Studies show growing levels of anxiety among college students
As finals week draws near, our eyes are slowly becoming irritated. Sleep is disappearing and our appetite patterns are being altered. Most importantly, our stress level is at its maximum.
There’s no doubt college students are really stressed.
According to a 2008 mental health survey done by mtvU — a television network available at many universities in the nation — and the Associated Press, one out of five college students say they feel stressed most of the time, and one out of four students report experiencing daily stress. Around 2,200 undergraduate students, ages 18 to 24, were polled. They were selected from 40 randomly chosen four-year schools around the country.
These stress levels have not only increased as the weeks passed by during this semester, but they have also increased as years have passed by in our country. Evidence suggests that college students nowadays are more stressed than college students in the past.
According to an article from the New York Daily News, researchers from Carnegie Mellon University analyzed data from 1983, 2006 and 2009, and found people’s self-reported stress levels have increased 10-30% in the last three decades. Young people turned out to be one of the most stressed groups. The data was collected from phone or online surveys of 6,300 people.

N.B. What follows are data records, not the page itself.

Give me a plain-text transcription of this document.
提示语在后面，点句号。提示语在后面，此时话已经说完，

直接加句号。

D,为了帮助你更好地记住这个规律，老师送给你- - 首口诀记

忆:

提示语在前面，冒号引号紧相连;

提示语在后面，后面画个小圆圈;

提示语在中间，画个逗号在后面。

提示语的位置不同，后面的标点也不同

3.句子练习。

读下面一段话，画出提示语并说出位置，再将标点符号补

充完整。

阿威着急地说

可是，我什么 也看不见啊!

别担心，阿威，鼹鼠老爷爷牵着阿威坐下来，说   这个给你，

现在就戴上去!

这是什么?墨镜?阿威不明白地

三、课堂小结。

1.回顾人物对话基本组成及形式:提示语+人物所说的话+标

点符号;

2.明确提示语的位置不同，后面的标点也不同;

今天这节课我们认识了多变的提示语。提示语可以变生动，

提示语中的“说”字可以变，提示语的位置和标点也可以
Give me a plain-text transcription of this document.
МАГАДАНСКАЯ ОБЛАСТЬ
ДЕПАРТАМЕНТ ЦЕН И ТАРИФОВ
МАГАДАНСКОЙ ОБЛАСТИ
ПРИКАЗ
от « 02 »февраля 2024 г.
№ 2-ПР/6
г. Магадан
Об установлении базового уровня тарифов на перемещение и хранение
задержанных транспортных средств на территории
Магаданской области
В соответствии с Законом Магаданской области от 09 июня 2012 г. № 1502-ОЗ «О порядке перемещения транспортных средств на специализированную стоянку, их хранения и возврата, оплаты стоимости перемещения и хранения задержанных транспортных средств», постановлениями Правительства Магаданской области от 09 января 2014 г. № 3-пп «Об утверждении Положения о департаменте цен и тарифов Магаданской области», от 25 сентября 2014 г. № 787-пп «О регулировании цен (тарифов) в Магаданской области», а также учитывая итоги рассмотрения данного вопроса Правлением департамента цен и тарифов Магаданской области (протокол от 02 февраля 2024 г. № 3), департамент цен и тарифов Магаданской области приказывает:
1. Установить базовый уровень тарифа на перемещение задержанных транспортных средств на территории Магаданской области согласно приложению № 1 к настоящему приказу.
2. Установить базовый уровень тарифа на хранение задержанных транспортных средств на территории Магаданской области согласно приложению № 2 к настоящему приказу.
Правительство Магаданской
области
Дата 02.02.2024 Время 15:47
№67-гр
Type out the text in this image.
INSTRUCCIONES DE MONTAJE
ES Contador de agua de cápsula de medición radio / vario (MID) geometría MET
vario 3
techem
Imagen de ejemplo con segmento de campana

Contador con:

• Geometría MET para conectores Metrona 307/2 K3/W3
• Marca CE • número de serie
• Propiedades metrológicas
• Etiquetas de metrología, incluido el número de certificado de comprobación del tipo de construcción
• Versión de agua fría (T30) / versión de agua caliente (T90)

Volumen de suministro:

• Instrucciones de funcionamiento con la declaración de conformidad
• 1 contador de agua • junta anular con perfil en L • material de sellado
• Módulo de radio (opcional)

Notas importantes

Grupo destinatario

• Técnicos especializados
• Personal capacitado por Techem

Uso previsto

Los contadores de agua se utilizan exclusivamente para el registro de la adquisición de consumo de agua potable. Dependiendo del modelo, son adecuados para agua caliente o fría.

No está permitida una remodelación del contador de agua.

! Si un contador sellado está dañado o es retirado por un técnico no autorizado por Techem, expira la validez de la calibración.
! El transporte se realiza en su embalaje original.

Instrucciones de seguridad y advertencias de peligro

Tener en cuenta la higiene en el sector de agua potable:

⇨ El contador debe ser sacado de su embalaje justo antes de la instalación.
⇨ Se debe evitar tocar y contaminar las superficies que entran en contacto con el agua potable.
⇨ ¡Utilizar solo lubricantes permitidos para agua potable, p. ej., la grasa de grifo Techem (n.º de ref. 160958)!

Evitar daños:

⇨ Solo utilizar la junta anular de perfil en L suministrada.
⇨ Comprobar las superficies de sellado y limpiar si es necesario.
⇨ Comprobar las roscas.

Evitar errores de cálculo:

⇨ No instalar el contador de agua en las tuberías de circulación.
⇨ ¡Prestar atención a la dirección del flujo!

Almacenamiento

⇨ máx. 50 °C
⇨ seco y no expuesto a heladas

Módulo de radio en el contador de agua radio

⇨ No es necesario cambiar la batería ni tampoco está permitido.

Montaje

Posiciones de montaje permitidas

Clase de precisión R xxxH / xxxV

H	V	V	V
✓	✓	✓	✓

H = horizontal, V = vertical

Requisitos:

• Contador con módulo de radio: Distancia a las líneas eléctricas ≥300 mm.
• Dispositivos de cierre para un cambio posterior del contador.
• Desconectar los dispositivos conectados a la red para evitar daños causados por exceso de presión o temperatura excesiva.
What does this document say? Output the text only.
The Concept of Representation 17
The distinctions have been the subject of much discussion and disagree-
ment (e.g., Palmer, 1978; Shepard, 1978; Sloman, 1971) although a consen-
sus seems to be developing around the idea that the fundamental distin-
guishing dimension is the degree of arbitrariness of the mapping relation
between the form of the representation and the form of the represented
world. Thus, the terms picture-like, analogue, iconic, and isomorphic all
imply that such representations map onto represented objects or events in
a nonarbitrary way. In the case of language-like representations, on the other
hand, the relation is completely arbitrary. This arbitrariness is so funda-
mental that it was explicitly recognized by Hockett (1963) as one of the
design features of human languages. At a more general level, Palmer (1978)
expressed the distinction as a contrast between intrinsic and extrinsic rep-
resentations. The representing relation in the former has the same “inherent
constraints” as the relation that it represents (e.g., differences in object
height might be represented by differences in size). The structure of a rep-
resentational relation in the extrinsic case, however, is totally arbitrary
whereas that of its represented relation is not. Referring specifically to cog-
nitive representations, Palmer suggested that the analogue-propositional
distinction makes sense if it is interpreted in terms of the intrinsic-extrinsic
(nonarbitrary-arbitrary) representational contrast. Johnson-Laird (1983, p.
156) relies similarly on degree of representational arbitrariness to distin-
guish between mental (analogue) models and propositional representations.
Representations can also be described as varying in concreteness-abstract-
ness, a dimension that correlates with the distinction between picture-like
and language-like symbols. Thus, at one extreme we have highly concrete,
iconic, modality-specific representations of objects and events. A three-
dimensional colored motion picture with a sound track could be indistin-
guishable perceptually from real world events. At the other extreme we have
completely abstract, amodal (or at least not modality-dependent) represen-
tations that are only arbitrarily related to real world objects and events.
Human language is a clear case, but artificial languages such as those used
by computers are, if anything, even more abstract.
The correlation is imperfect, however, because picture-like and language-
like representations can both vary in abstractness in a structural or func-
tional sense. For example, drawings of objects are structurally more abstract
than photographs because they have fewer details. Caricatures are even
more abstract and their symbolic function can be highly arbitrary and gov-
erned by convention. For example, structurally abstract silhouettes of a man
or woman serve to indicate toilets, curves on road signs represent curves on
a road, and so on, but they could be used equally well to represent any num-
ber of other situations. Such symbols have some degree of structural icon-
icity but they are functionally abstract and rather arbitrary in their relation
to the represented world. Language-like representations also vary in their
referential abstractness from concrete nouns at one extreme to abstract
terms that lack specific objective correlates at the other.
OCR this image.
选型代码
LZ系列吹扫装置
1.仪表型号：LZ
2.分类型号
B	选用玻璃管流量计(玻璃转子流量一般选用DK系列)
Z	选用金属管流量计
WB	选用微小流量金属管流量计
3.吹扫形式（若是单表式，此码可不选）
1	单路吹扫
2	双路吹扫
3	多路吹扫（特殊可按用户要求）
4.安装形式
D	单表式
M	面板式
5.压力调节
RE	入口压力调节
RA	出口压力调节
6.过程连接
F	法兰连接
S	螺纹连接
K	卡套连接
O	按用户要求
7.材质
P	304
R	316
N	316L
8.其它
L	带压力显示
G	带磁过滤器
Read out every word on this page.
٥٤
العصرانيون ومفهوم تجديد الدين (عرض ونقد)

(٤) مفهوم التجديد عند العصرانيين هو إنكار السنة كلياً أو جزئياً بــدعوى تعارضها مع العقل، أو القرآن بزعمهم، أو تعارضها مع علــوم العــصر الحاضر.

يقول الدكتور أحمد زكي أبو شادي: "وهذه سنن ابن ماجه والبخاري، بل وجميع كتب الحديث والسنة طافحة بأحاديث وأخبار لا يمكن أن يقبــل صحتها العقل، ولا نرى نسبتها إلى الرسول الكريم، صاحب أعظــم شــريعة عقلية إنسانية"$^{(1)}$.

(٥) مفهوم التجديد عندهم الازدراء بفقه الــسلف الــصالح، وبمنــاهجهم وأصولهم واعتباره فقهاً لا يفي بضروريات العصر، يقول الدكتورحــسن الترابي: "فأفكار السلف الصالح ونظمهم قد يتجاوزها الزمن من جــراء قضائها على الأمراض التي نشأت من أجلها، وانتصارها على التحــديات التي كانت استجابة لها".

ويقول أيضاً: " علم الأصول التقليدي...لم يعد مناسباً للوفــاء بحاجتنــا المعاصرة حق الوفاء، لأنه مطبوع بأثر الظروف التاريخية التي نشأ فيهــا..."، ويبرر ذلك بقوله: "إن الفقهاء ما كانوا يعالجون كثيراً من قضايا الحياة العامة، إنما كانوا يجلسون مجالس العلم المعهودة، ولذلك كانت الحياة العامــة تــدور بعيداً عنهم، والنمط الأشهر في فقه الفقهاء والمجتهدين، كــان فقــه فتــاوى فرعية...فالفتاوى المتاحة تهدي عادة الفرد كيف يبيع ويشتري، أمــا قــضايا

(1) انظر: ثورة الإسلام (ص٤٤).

Sashagay Walker, a sophomore majoring in biology and minoring in chemistry, is one of many on our campus who deals with the pressure.
“I don’t even know how I do it,” Walker said. “Whenever I get really stressed out, I try to listen to the Gospel and meditate, but sometimes I don’t even have time for that.”
Walker also tries going to places where she can feel calmed.
“I try to go to the gym at least three times a week, and I reserve rooms in the library to study,” she said.
Jordan Johanson, a freshman pre-nursing major, tries to keep everything under control, but says it is not easy.
“The most challenging part is organizing my time and studies,” Johanson said. “If I didn’t study as much as I do, I would be a lot more stressed than what I already am.”
Freshman social work major Katie Langowski has always thought of herself as a natural worrier but she never imagined college would be so stressful.
“We did a stress test for one of my classes last week, and I scored the highest,” Langowski said. “It’s very hard to balance work, school, and the Equestrian Club and still make time for sleep.”
It is tough to eradicate stress, but it is very easy to manage it.
We are walking on a campus that leaks de-stress resources. One of these resources is the Counseling and Psychological Services office, located in Howard Hall room 228, where students can seek consultation.
Other resources available to conquer stress include the ‘Wall of Encouragement’ in the library, where students can add motivational words by adding a post-it to a wall, and various events held by Prevention and Wellness and Campus Recreation, such as Puppy Palooza.